Stock market prediction using machine learning (elman, regression, and GMDH)

My primary interest is machine learning and computer vision, but in winter quarter, I took a graduate course in computational statistics.

We had a fun group project that involved using R to analyze stock prices which later turned into a presentation at SOURCE 2016 when we added some machine learning techniques to make it more interesting.

There is a great R package called Quantmod which we used to get stock data. “http://www.quantmod.com/

It is very easy to use, for example:


library(quantmod)
library(ggplot2) # Include ggplot so we can graph it. 
start <- as.Date("1986-03-01")
end <-as.Date("2015-12-30")
getSymbols(c('AAPL','MSFT','^IXIC','NDX'), from = start, to = end)

Loads the Quantmod package and gets stock price information between 1986-03-01 and 2015-12-30 for Apple, Microsoft, NASDAQ, and the Nasdaq Composite automatically.

Want to quickly graph the closing prices of Microsoft stocks during that time? That’s just 2 lines of code:



MSFT.df = data.frame(date=time(MSFT), Cl(MSFT))

ggplot(data = MSFT.df, aes(x = date, y = MSFT.Close)) + geom_point() + geom_smooth(se = F) + labs(x = "Date", y = "Close")

Closing prices of Microsoft stock as given by quantmod package and graphed with ggplot2.
Closing prices of Microsoft stock as given by quantmod package and graphed with ggplot2.

As you can see, R facilitates very fast data analytics.

We went on to make some simple predictive regression models and used the R packages RSNNS and GMDH package.

Like most R packages, it’s very easy to use RNSS:


library(quantmod)#for stock data
library(RSNNS) # Stuttguart neural network simulator. 

The training and prediction code segment is here:


modelElman = elman(df$date, df$MSFT.Close, size=8, learnFuncParams=c(0.1),maxit=1000)
predictions = append(pre,predict(modelElman,n+1)[1])

We ran this in a loop to get a series of predictions for various dates.

It’s similarly easy to use the GMDH model:


#####create time series
n = nrow(df)
stock <- ts(df, start=1, end=n, frequency=1)
#####predict
out = fcast(stock, input = 3, layer = 4, f.number = 1, tf = "all")
pre = append(pre,out$mean[1])

We then did a simulation to see which method performs the best on a range of stock values using a simple investment strategy:

Every time the model says the stock prices will go up tomorrow, buy 10 shares.
Every time the model says the stock prices will go down tomorrow: sell everything!
Continue for a year.

Elman neural networks gave the best results on a per stock basis, followed very closely by GMDH and regression far behind. Interestingly, however, if you were to follow this strategy with all the models in 2015, you would actually gain money from both Elman and regression. Surprisingly, GMDH lost money.

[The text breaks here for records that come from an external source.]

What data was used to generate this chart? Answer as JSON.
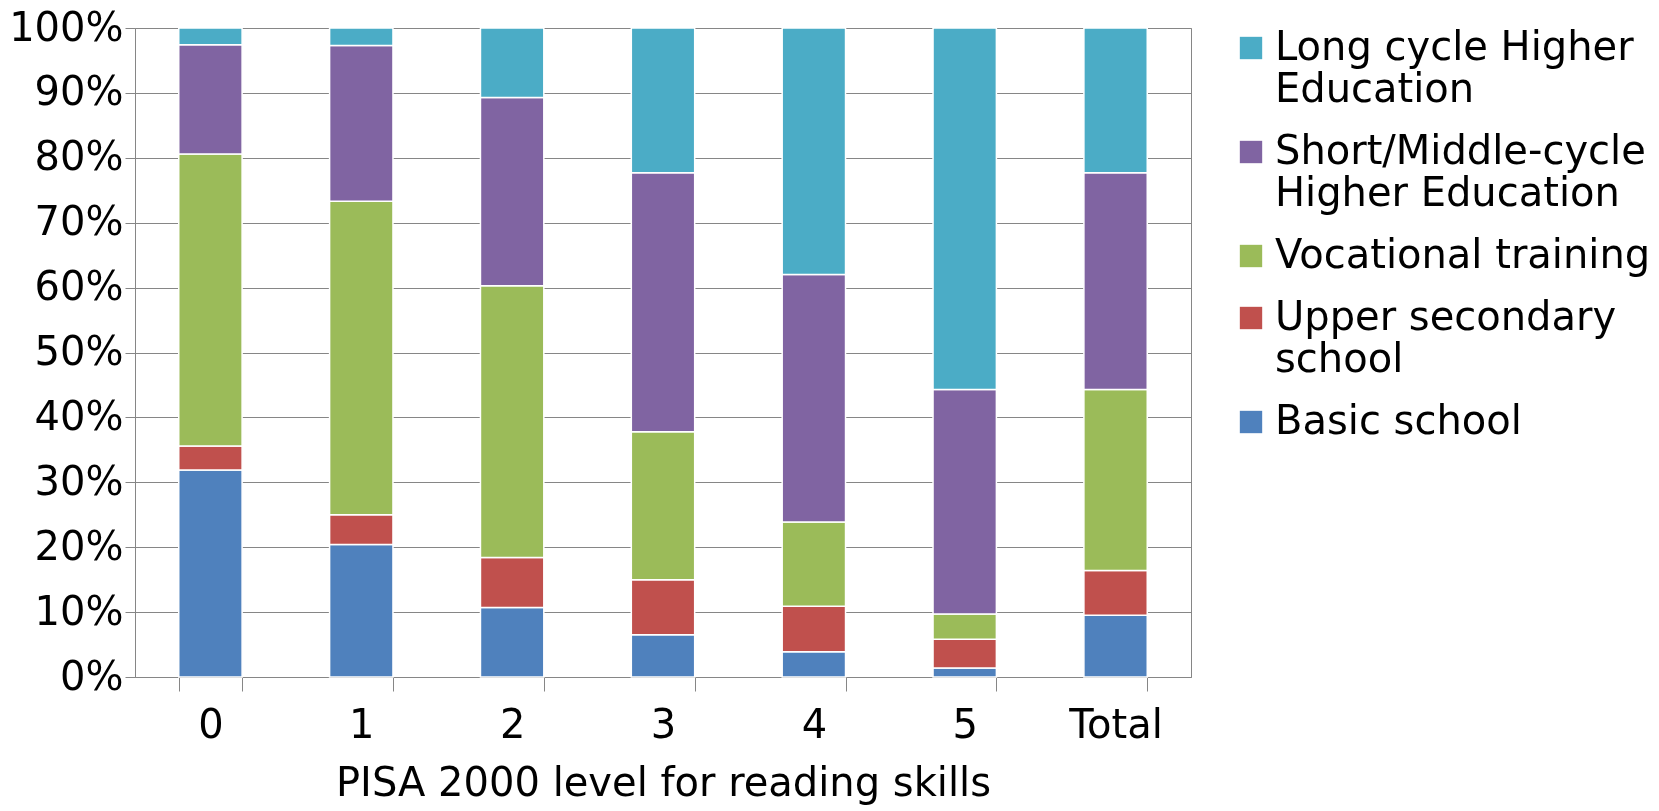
{
  "chart_data": {
    "type": "bar",
    "stacked": true,
    "xlabel": "PISA 2000 level for reading skills",
    "categories": [
      "0",
      "1",
      "2",
      "3",
      "4",
      "5",
      "Total"
    ],
    "series": [
      {
        "name": "Basic school",
        "color": "#4f81bd",
        "values": [
          31.9,
          20.4,
          10.7,
          6.5,
          3.9,
          1.4,
          9.5
        ]
      },
      {
        "name": "Upper secondary school",
        "color": "#c0504d",
        "values": [
          3.7,
          4.6,
          7.7,
          8.5,
          7.0,
          4.4,
          6.9
        ]
      },
      {
        "name": "Vocational training",
        "color": "#9bbb59",
        "values": [
          45.0,
          48.3,
          41.9,
          22.8,
          13.0,
          3.9,
          27.9
        ]
      },
      {
        "name": "Short/Middle-cycle Higher Education",
        "color": "#8064a2",
        "values": [
          16.8,
          24.0,
          29.0,
          39.9,
          38.1,
          34.6,
          33.4
        ]
      },
      {
        "name": "Long cycle Higher Education",
        "color": "#4bacc6",
        "values": [
          2.6,
          2.7,
          10.7,
          22.3,
          38.0,
          55.7,
          22.3
        ]
      }
    ],
    "ylim": [
      0,
      100
    ],
    "yticks": [
      {
        "value": 0,
        "label": "0%"
      },
      {
        "value": 10,
        "label": "10%"
      },
      {
        "value": 20,
        "label": "20%"
      },
      {
        "value": 30,
        "label": "30%"
      },
      {
        "value": 40,
        "label": "40%"
      },
      {
        "value": 50,
        "label": "50%"
      },
      {
        "value": 60,
        "label": "60%"
      },
      {
        "value": 70,
        "label": "70%"
      },
      {
        "value": 80,
        "label": "80%"
      },
      {
        "value": 90,
        "label": "90%"
      },
      {
        "value": 100,
        "label": "100%"
      }
    ],
    "grid": "y",
    "legend": "right"
  }
}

This is what you’d make if you used our model and investment strategy using YAHOO, JP morgan, CMS Energy Corporation, Verizon APPLE and Microsoft.

2015:
ELMAN $1334.999
REGRESSION $383.696
GMDH $-623.0998

It’s surprising that an Elman neural network did this well with only closing prices. Obviously, closing prices alone are not very reliable predictors of future stock prices but it managed anyway.

Clearly no one should actually use such a simple method with real money at stake, but it’s still interesting.